Living Eyes isn't a terrible album, but it's an undeniably weak one.  With the exception of "He's a Liar" (a minor hit single for the Brothers Gibb), which has some thunderous riffs and some nasty vocals,  the songs on this record are comfortable, soft ballads and mid-tempo light-pop tunes that are easy on the ears but difficult to get into.  Barry, Robin, and Maurice Gibb adorn songs like "Paradise," "Wildflower" and "Nothing Could Be Good" with some lovely piano passages and plaintive electric keyboards, and the rhythms are (just) enough to keep your attention and prevent the material from devolving into sonic wallpaper, but there's nothing substantial in the lyrics or the music of any song to ponder once the next song begins.  There isn't even any of the heartfelt emotion of "How Can You Mend a Broken Heart" (their first American number one single, from 1971) or 1972's "Run To Me," two examples of early-seventies Bee Gees music that have lasted.  The Bee Gees later admitted that they felt pressured by their record company boss and manager - who were one and the same man, the legendary Robert Stigwood - to get a followup to 1979's Spirits Having Flown out as quickly as possible while they were reconsidering the direction of their music.  One can respect the Bee Gees for wanting to move beyond their Saturday Night Fever personas, but reverting to their earlier sound in response to outside pressure only made them seem more anachronistic than they were already perceived to be. 

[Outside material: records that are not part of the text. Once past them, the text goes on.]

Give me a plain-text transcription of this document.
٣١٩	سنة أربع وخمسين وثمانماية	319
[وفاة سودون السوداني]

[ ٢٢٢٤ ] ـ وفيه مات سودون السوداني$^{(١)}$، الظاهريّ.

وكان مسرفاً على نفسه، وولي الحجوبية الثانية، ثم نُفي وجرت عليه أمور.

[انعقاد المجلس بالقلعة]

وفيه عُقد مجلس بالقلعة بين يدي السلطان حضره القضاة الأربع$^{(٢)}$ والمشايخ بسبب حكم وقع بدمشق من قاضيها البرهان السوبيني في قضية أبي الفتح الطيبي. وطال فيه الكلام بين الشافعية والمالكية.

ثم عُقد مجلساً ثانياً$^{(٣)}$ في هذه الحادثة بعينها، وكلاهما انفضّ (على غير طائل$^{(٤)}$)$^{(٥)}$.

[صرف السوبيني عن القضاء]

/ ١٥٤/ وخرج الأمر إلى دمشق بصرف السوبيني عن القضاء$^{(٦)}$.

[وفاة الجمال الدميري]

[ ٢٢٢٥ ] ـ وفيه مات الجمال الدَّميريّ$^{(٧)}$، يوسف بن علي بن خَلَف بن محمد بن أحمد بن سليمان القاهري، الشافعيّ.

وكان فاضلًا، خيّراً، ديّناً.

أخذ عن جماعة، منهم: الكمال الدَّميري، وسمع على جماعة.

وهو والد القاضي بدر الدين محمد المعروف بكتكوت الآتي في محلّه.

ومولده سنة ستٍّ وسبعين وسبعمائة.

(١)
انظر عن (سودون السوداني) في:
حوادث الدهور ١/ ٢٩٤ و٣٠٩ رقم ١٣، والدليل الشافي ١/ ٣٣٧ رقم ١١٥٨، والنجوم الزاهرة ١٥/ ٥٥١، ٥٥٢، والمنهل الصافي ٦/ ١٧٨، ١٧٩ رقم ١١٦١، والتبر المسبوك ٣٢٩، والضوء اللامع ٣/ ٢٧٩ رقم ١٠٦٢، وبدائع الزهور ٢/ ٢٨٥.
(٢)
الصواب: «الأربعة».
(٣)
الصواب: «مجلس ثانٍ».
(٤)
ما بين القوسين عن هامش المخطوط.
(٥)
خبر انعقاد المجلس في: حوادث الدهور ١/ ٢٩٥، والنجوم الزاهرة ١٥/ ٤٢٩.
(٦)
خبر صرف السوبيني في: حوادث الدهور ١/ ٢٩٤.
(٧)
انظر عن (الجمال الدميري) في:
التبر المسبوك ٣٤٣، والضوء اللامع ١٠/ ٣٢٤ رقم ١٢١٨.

The most revealing song on Living Eyes may be "Be Who You Are," the closing cut.  A lushly orchestrated tune written by Barry Gibb, the song encourages a woman to remain the same and be true to herself as a condition to receive the narrator's love.  The Bee Gees had been dismissed by critics as a copy of the lighter side of the Beatles, and they were also accused of "piggybacking" on the disco explosion; Barry seemed to be suggesting a desire for people to hear the Bee Gees not as a copycat of anything but on their own merits.   He seems to have been unaware that millions of record buyers already had done so.  But without the benefit of an album of merit, the Bee Gees in 1981 found a pop audience that wasn't willing to listen to them very much.